According to some pundits, we are in a sideways market, which means that stock prices are neither going up nor down. Others say we are in secular bear market, which the Wikipedia entry for market trend defines as “a long-term trend that lasts 5 to 25 years ... [that] consists of smaller bull markets and larger bear markets.”
Implicit in these claims is the prediction that these conditions will continue for the near future. Obviously, index investors can’t make money on their stocks in the near term if stock prices stay flat or tend to drop. A common follow up claim is that these markets are for stock-pickers or other types of active investors.
The problem, of course, is that to beat the market you need to take advantage of those who lose money to the market. To be a market-beating smart investor you have to be able to exploit dumb investors. When the market performs poorly, the only way to get good returns is to beat the market, but that doesn’t mean that it will be easy to do so. Similarly, when gambling and losing, just because the only way to get even quickly is to make a huge bet doesn’t mean that the roulette wheel will land on your lucky number.

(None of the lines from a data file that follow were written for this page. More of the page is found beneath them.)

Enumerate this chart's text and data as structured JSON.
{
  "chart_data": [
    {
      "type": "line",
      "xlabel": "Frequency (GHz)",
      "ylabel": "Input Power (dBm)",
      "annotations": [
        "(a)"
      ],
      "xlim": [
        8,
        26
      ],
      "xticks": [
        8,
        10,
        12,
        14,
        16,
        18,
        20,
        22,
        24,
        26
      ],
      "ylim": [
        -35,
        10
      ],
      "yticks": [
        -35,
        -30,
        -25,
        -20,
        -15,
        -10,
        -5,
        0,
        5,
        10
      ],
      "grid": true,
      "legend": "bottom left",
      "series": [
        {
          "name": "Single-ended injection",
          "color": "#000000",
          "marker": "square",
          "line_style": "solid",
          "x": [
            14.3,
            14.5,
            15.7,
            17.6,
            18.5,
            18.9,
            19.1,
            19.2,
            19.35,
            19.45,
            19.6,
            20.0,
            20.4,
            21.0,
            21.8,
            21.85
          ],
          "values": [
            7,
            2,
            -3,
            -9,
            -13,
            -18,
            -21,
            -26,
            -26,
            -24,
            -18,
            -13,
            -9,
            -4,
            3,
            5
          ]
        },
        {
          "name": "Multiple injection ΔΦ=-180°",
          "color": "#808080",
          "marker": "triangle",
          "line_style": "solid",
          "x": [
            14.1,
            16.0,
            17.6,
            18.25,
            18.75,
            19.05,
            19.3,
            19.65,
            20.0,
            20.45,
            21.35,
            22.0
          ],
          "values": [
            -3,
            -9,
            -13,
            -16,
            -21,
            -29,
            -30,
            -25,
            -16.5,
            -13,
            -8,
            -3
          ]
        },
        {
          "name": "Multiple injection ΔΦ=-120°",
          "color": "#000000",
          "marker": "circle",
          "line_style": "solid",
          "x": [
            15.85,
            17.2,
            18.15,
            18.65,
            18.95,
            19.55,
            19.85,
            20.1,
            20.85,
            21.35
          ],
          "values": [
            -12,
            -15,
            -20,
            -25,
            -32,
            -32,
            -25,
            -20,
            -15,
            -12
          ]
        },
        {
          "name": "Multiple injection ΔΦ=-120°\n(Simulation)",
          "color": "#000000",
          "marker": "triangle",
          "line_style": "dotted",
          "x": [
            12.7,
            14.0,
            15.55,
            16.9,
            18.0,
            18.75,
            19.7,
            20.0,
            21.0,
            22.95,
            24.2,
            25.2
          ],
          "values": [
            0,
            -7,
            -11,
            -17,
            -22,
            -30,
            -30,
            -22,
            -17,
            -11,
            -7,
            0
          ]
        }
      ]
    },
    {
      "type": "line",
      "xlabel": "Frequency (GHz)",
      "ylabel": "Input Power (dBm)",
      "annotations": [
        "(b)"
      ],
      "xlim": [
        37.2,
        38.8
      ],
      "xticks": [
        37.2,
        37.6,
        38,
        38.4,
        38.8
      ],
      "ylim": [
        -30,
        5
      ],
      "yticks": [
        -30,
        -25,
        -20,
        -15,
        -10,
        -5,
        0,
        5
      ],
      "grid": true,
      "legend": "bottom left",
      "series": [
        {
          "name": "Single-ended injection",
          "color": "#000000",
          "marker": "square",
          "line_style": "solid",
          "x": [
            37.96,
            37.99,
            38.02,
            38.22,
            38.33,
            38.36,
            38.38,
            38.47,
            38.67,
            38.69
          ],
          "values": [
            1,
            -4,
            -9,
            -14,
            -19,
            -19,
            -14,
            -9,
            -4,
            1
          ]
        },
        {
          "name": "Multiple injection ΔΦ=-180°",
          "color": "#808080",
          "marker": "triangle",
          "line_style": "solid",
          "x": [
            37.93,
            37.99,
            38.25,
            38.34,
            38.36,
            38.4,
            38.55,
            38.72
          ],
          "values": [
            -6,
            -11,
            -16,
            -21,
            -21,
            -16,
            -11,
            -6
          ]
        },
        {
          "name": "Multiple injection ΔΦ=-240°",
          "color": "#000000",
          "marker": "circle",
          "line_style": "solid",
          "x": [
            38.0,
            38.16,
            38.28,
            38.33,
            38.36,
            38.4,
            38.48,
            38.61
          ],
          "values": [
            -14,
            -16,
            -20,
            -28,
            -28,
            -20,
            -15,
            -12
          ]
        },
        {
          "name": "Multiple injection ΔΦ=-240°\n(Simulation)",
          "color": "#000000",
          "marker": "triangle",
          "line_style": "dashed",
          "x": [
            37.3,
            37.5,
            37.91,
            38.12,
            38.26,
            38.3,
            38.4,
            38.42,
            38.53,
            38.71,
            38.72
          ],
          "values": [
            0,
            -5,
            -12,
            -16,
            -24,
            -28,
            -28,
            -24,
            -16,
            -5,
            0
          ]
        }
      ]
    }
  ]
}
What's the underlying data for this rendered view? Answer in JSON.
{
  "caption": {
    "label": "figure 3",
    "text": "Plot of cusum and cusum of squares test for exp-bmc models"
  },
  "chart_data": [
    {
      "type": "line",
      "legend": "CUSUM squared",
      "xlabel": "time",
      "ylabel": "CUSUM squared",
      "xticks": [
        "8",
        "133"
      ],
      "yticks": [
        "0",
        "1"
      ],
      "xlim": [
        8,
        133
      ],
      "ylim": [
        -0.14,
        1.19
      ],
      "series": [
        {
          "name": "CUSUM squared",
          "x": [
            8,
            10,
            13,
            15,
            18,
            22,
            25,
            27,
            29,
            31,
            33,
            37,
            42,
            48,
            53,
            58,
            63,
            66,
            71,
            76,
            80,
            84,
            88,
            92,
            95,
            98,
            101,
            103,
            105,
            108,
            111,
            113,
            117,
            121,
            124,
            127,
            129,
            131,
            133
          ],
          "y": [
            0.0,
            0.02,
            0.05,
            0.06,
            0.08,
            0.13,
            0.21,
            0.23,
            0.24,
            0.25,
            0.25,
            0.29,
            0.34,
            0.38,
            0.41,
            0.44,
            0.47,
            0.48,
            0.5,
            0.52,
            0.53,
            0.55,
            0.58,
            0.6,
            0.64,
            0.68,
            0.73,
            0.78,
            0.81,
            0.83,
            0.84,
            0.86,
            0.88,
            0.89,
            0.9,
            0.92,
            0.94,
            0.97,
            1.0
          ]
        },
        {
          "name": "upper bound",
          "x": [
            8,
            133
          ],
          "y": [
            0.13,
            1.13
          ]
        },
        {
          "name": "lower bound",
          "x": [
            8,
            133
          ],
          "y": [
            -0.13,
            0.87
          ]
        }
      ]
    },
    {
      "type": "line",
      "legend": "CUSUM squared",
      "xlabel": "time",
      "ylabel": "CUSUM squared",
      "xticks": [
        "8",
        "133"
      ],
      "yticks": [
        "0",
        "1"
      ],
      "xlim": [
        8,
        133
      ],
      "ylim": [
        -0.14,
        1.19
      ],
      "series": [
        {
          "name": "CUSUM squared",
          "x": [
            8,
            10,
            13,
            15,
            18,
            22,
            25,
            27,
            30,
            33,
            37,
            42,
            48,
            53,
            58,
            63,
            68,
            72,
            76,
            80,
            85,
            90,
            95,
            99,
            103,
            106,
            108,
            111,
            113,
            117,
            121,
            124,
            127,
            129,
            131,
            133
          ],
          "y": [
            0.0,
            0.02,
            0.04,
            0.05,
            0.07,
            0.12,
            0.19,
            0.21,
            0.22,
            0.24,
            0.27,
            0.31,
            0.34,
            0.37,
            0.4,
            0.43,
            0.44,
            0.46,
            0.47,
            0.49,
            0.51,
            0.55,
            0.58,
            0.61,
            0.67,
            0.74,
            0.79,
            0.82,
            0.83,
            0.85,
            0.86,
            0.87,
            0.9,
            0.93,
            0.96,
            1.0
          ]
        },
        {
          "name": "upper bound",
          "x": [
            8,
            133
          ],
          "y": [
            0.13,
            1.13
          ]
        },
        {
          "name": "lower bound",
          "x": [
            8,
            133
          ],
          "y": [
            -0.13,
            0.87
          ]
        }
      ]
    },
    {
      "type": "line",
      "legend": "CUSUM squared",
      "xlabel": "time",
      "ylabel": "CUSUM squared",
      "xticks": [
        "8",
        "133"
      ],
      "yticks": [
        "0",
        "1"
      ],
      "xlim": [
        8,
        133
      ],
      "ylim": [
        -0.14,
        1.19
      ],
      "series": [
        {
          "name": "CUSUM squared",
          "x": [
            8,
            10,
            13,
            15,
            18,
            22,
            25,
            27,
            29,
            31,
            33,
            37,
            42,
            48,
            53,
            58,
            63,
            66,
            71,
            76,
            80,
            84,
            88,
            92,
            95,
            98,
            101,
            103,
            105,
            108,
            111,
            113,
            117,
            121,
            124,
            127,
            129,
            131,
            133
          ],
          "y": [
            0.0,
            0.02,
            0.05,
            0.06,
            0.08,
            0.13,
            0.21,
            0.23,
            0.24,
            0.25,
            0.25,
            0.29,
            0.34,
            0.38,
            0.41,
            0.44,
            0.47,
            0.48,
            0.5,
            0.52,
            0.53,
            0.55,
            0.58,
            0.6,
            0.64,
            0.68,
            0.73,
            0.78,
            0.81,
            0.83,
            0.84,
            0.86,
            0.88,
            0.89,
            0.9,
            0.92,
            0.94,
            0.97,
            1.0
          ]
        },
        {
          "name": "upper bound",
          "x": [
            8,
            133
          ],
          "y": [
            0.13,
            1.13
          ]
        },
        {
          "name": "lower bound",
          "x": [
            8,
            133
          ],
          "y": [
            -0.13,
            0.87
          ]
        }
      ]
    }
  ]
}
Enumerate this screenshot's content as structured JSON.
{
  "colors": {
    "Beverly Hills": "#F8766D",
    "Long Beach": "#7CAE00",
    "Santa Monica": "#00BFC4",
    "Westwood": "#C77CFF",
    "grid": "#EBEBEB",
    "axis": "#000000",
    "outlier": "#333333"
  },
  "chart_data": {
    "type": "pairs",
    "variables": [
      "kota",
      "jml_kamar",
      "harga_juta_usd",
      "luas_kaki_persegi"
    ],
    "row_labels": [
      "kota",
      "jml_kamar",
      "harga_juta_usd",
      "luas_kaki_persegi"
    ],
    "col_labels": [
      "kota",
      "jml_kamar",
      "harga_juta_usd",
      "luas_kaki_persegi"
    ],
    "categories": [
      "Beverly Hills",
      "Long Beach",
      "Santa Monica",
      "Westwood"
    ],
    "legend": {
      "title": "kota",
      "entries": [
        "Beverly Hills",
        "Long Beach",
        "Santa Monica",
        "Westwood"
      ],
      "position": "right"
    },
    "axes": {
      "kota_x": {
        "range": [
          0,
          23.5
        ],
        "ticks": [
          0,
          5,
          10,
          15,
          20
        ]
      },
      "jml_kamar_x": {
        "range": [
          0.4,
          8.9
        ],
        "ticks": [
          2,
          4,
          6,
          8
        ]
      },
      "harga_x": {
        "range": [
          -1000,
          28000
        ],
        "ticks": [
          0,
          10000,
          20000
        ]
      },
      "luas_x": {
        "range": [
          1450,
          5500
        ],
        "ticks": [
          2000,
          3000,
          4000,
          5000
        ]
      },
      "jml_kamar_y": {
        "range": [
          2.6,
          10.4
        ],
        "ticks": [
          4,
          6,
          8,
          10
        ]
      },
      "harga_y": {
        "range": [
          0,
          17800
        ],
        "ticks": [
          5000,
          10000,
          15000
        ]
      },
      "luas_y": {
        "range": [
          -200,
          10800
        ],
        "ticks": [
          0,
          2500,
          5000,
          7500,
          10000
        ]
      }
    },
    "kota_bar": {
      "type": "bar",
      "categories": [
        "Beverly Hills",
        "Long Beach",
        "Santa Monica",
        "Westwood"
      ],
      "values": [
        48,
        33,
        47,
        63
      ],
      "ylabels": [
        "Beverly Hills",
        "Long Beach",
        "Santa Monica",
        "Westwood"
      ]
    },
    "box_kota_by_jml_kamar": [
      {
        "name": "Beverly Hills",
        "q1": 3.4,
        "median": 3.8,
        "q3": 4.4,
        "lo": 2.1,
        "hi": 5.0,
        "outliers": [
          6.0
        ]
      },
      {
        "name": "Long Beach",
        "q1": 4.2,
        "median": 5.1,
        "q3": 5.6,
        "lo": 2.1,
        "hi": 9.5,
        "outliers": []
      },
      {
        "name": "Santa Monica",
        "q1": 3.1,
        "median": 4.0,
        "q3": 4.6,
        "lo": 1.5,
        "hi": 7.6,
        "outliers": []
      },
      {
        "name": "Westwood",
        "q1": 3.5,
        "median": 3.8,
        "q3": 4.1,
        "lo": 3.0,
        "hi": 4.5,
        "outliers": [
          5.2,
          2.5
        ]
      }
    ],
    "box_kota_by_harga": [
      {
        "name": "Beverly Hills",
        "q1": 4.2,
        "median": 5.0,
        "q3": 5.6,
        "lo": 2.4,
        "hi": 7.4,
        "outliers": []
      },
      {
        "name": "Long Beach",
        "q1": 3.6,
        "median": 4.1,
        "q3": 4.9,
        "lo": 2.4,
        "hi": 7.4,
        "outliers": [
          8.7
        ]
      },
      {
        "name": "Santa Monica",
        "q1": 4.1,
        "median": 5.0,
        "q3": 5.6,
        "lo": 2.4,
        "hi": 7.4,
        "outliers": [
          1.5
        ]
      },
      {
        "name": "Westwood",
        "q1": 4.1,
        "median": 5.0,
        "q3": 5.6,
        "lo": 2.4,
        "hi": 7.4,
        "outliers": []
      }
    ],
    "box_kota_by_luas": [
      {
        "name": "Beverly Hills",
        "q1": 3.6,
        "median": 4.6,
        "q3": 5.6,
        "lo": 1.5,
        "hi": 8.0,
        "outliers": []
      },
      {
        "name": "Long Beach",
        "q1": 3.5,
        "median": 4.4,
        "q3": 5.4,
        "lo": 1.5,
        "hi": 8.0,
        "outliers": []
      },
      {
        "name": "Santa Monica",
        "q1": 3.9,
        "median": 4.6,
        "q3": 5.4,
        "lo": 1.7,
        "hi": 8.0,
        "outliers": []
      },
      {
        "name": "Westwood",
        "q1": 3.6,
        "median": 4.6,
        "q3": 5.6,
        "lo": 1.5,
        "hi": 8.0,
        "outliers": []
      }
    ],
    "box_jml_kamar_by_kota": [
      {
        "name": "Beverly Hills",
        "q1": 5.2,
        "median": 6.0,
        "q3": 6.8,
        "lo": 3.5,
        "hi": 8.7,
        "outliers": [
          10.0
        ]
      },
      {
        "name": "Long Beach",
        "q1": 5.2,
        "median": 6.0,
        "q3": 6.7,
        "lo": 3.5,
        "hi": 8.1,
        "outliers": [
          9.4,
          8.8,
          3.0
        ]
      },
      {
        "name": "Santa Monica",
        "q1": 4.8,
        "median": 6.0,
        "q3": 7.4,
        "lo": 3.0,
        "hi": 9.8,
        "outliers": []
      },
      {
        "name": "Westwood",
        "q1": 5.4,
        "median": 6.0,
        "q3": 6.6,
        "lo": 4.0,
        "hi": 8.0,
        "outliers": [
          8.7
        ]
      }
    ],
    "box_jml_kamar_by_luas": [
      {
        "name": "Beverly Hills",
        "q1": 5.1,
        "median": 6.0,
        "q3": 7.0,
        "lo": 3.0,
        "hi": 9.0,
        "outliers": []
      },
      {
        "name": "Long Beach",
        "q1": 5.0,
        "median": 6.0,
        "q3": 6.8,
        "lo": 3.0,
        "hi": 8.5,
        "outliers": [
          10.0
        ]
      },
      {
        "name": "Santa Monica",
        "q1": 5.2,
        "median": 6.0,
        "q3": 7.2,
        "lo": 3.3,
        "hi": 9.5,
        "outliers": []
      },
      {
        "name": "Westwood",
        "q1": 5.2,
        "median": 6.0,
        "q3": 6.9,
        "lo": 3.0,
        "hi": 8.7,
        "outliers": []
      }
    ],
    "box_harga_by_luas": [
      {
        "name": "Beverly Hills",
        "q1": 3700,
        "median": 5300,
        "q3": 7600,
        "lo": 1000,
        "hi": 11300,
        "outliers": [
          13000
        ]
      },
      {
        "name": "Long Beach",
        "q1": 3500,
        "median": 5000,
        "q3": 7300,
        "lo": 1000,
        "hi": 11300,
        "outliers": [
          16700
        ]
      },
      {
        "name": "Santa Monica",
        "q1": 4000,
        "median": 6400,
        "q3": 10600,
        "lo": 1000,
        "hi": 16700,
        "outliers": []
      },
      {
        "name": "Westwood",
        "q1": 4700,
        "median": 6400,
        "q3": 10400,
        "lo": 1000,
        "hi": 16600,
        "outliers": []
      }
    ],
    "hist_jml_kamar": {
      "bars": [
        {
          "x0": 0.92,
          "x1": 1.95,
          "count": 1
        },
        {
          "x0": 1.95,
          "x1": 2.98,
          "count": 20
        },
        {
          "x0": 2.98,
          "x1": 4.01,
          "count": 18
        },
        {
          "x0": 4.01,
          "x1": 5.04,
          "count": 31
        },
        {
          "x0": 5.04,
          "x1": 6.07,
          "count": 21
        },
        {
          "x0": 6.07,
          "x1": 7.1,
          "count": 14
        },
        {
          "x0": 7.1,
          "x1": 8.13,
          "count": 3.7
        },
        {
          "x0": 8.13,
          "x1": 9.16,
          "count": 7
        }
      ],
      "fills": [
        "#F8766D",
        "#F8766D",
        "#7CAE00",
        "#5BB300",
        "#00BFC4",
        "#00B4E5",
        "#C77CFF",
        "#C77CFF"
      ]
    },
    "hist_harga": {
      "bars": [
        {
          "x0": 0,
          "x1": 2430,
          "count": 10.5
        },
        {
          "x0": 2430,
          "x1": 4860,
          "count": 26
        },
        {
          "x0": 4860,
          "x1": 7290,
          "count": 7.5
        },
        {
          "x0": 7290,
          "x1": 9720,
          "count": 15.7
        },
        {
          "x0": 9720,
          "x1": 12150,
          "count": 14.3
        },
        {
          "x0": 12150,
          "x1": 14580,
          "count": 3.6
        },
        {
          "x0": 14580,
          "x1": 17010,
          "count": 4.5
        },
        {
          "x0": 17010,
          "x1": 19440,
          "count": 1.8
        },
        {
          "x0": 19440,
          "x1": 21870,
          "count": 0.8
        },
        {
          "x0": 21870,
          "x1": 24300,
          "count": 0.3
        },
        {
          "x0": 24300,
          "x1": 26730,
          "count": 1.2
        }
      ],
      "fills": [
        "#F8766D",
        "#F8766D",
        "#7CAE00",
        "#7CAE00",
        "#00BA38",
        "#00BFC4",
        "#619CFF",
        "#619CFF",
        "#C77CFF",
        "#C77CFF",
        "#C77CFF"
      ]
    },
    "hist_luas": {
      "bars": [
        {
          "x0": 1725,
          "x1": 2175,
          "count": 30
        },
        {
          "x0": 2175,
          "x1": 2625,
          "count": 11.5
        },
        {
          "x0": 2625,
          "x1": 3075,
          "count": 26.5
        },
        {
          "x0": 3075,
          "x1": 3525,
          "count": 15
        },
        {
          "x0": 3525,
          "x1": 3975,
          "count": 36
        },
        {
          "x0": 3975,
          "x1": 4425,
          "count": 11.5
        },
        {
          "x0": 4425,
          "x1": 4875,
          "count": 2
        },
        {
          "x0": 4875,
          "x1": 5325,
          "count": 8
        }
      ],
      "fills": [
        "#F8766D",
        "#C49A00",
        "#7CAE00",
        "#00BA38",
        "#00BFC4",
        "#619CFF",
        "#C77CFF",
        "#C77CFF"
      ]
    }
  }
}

The type of market that is best for active investors has little to do with the market trends; it has to do with whether there are many exploitable dumb investors who use active strategies. I see no reason to believe that there are more dumb investors picking stocks when markets perform poorly. In fact, I recall during the dot-com era of explosive stock prices that just about everyone I worked with traded stocks actively.
I don’t believe that anyone really knows what type of market we will have in the near future. But even if they did know that market will perform poorly, I don’t see why one type of market would favour active investing. Even market timers who plan to sell out completely have to match up with someone buying into the market. If this weren’t true, then prices would already have fallen due to too many sellers and too few buyers.